The item about the GPS tracking by law enforcement is one that I was not familiar with. I definitely want to know more about this story. Sounds like a terribly slippery slope to me. I’m wondering if the ONLY amendment left to us is Sharon Angle’s Second! The rest of them are getting trashed!

Thanks for a good column! I’m looking forward to the next one!

kesmarn
Admin

Welcome back, Cher!

Like so many racketeers, Clarence Thomas may ultimately be tripped up by IRS troubles. Excellent.

Had to love the way Louise Slaughter worded it:

“…it is very difficult for Justice Thomas to make a credible argument that he understood the filing instructions for ten years but then misunderstood them for the next thirteen years.”

funksands
Member

Daily Planet!!! HELL YEAH!

Khirad
Member

I liked the smackdown of the insidiously suspect “base leaving the president” meme.

Needs to be our own meme.

Welcome back.

Kalima
Admin

Welcome back!!!!

Hugs,

Lois Lane

KQµårk 死神
Member

Yay! Welcome back Daily Planet.

KillgoreTrout
Member

cher, thanks for including the “Poet Bashing Police,” article. The powers that be have simply gone beyond any self created illusions that they care one bit about “we the people.” Their utter disregard for the OWS movement’s peaceful methods and the blatant use of terror tactics is beginning to look more and more like the actions against protesters in the 60s. The scary difference is that the media is almost totally oblivious to any moral outcry that these actions by the police should be generating. At least most of the big news outlets. If at all, they report the actions of the protesters and police, but it is rare to see any real moral objections to the violent and totalitarian actions by the cops.

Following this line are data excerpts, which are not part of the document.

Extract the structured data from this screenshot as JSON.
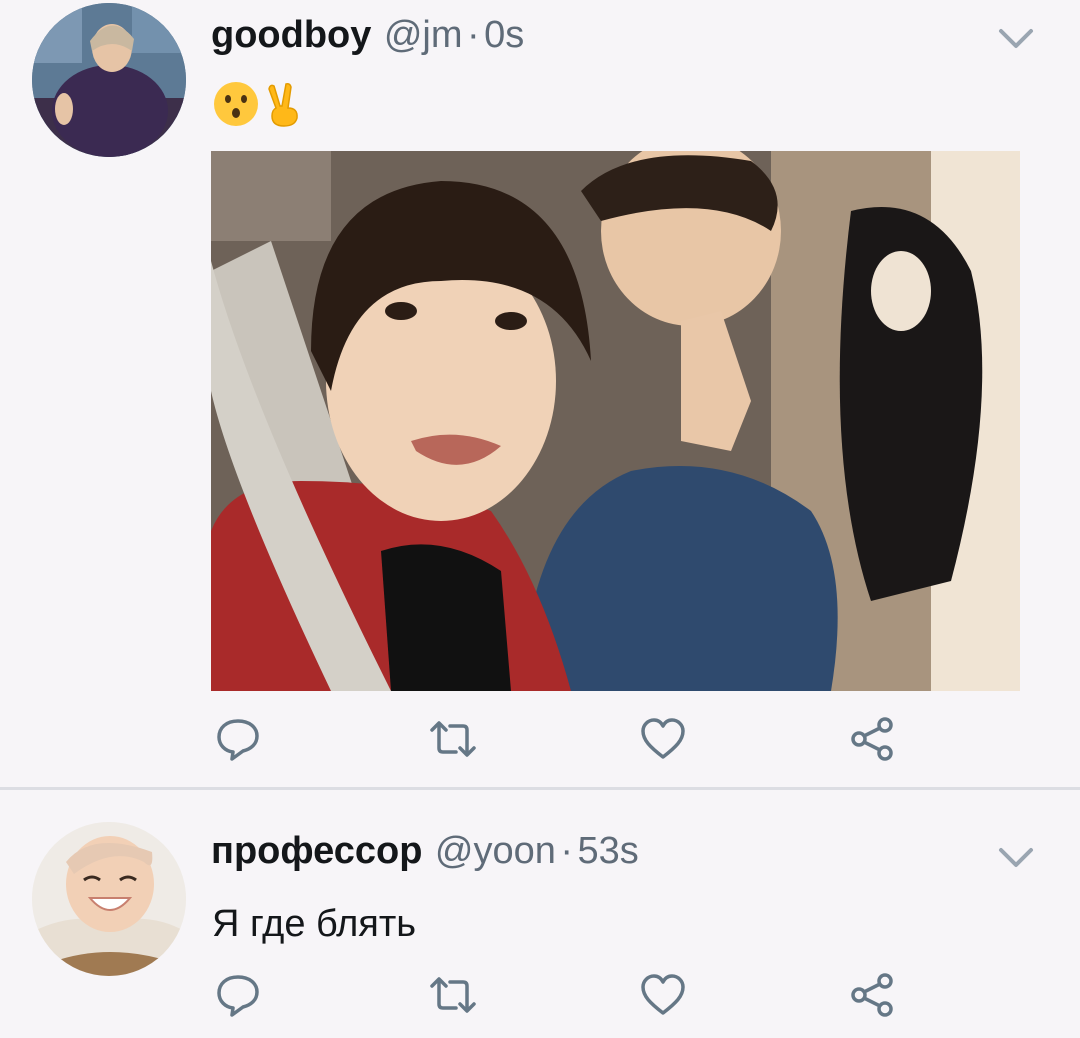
{
  "tweets": [
    {
      "display_name": "goodboy",
      "handle": "@jm",
      "separator": "·",
      "time": "0s",
      "text_emojis": [
        "hushed-face-emoji",
        "victory-hand-emoji"
      ],
      "has_photo": true
    },
    {
      "display_name": "профессор",
      "handle": "@yoon",
      "separator": "·",
      "time": "53s",
      "text": "Я где блять",
      "has_photo": false
    }
  ],
  "icons": {
    "reply": "reply-icon",
    "retweet": "retweet-icon",
    "like": "heart-icon",
    "share": "share-icon",
    "menu": "chevron-down-icon"
  },
  "colors": {
    "background": "#f7f5f8",
    "text_primary": "#14171a",
    "text_secondary": "#5f6b78",
    "icon": "#657786",
    "divider": "#dcdde3"
  }
}
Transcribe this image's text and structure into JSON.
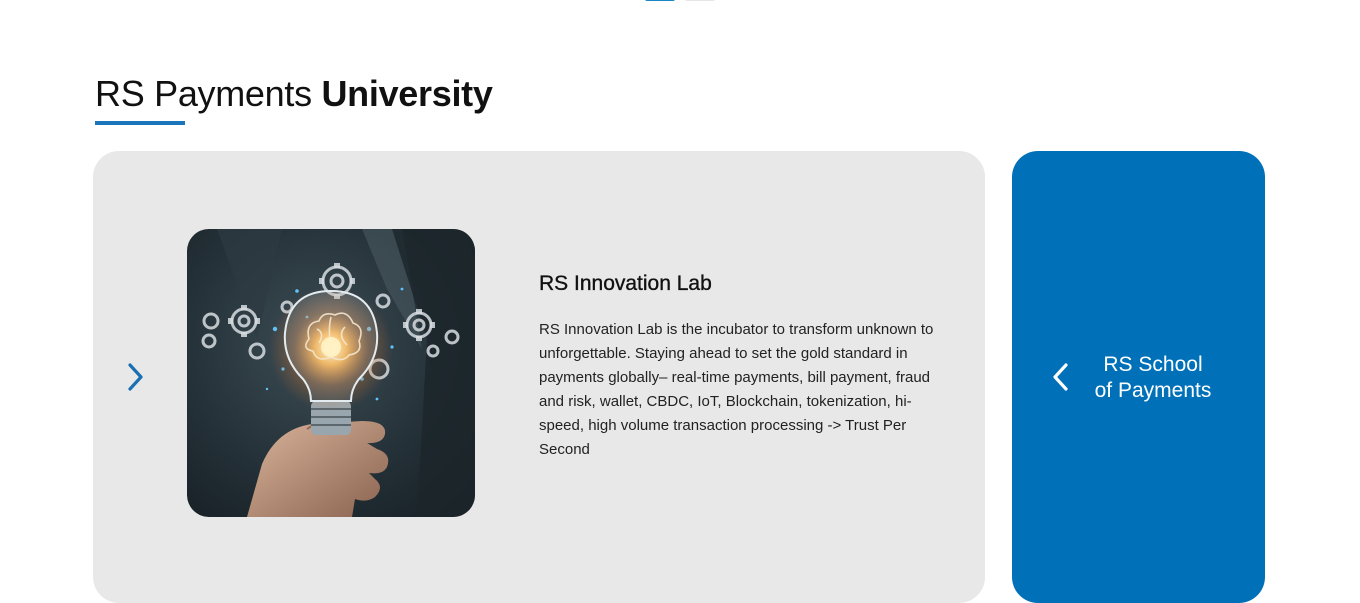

I love the Emerson quote. I was trying to remember which essay it came from. I did a quick check of
“Self Reliance,” “Spiritual Laws,” “Intellect,” “The Oversoul………etc. But I didn’t find it. I may have easily overlooked it in my scanning. It also may come from from one of his brilliant addresses to various institutions.
Emerson is one my all time favorite thinkers and writers.

Emerald1943
Member

Hi KT!

Just FYI, in case you didn’t see it, Ed Schultz did a great program on the UC Davis story tonight. Big Eddie was really hot! He had one of the victims on for an interview. It definitely was all about the outrage. Ed talked about the similarities between this and the 60’s anti-war and civil rights movements…the fire hoses and the dogs. They didn’t have pepper spray then, I guess.